I think that anyone who reveals as much of himself as does Deresiewicz is just asking to be included in the fabric of your life.=, and that includes nicknames.

I, too, had a visceral reaction to the book, but it was more "ugh" than "oh". He didn't make me "think" so much as "feel" like I was intruding in a failure-to-launch-kid's-pity-party.

I'm terrible at book club's too.... was once asked by the leader to "stop saying such smart things." I quit.

a/b from The Burrow at http://ashleighburroughs.blogspot.com

LeahK 5 pts

Good point. Learning how to read is a great way to learn how to write as well.

LeahK 5 pts

"Overwrought synecdoche!" What good is all our schooling if we can't drop that one every now and then! :)

LeahK 5 pts

I totally get that. It seemed like he was writing to a very specific audience (or if he wasn't *intending* to write only to that audience, he at least came off as mostly only relateable to it), and although I wouldn't call that limitation a shortcoming (although a sales team definitely would), I do think it narrows the reach of the book.

EmSun 6 pts

"For a novel to work, Deresiewicz says, you should not just think about it but feel about it."
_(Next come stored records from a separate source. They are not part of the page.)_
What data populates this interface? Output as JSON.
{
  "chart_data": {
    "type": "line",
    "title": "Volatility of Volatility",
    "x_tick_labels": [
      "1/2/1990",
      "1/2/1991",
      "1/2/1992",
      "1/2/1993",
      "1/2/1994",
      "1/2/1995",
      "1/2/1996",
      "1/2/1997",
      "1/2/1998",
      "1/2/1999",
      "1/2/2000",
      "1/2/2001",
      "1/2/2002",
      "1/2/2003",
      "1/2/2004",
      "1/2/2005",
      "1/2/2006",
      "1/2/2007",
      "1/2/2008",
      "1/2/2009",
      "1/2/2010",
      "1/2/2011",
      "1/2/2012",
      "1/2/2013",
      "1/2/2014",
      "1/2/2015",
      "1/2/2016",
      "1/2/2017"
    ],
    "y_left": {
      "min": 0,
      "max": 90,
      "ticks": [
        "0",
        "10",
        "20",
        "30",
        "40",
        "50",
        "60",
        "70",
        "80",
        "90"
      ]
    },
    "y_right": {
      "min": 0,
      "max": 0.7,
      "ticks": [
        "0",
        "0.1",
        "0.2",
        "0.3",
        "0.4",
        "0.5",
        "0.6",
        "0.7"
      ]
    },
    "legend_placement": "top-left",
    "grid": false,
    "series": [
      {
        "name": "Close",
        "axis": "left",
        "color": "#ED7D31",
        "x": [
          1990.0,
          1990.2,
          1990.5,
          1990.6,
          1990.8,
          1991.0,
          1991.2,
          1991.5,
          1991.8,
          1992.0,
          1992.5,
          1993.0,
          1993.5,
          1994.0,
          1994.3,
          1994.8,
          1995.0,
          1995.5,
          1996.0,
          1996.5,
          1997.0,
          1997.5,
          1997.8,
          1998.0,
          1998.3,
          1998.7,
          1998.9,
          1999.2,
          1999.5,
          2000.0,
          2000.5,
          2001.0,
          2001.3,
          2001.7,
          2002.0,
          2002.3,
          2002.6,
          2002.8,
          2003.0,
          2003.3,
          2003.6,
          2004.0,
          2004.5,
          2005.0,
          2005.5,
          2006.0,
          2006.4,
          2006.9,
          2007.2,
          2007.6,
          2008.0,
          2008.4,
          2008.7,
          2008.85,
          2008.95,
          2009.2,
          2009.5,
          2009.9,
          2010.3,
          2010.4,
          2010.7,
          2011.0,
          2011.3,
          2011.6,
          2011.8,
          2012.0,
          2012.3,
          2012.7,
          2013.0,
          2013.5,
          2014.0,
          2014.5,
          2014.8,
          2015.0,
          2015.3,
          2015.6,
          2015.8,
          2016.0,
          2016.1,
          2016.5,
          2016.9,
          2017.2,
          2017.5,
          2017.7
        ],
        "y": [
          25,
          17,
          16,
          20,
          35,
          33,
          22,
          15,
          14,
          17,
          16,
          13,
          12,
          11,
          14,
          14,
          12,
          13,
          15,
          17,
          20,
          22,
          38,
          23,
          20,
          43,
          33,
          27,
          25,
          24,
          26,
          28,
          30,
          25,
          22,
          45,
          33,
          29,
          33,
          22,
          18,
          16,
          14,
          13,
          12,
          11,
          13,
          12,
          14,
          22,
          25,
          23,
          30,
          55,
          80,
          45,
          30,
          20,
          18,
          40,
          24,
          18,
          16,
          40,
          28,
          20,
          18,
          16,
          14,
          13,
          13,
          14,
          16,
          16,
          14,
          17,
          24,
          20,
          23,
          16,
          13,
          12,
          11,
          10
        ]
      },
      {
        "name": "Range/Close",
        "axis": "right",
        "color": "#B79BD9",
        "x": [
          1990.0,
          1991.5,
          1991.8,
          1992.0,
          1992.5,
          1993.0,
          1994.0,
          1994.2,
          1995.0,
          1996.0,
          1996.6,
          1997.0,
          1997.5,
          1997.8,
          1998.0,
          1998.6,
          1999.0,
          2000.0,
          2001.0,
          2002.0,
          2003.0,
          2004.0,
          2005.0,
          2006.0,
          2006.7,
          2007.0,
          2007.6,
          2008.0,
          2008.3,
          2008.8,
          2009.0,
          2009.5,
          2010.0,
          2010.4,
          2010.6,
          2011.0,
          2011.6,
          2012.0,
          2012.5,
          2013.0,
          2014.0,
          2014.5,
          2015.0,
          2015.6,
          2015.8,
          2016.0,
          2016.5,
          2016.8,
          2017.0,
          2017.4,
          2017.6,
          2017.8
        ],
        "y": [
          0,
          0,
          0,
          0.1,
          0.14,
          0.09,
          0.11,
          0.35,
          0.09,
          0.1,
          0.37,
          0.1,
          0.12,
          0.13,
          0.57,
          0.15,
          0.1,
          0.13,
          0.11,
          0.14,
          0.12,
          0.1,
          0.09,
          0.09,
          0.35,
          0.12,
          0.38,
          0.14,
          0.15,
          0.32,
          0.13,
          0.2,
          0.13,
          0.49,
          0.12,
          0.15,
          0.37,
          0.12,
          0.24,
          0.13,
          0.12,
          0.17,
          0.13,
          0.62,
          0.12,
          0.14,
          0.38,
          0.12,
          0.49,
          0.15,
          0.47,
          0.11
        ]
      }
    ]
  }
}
I wonder why I didn't feel in this book so much as only thought. I think, in general, I really didn't identify with him at all and only felt a personal connection with the one sentence where he talks about people that were not as privileged as he (I'd quote and cite, but I can't remember where it was).

Julie Ross Godar 8 pts

I'm a lot like you in my critiques, Leah, but in my actual reading I'm actually really emotional, at least on first, fast read (one of the reasons I reread nearly everything).

This book showed me that the emotional connection can be an entree into insights about technique I wouldn't have seen coming -- especially the Mansfield Park section.

And I'm glad to meet another obnoxious "emphasis mine" book reviewer! Years ago I dropped the phrase "overwrought synecdoche" on a local TV "book chat" - type show. They stopped tape and told me not to do that again ;)

Rita Arens 10 pts

I was reading this book while working on the 67th revision of my novel, and learning what William was taking away from Jane gave me a push to put some more of my thoughts into dialogue instead of exposition, which got me through a major hump. I'd like to reread it again later when I get time.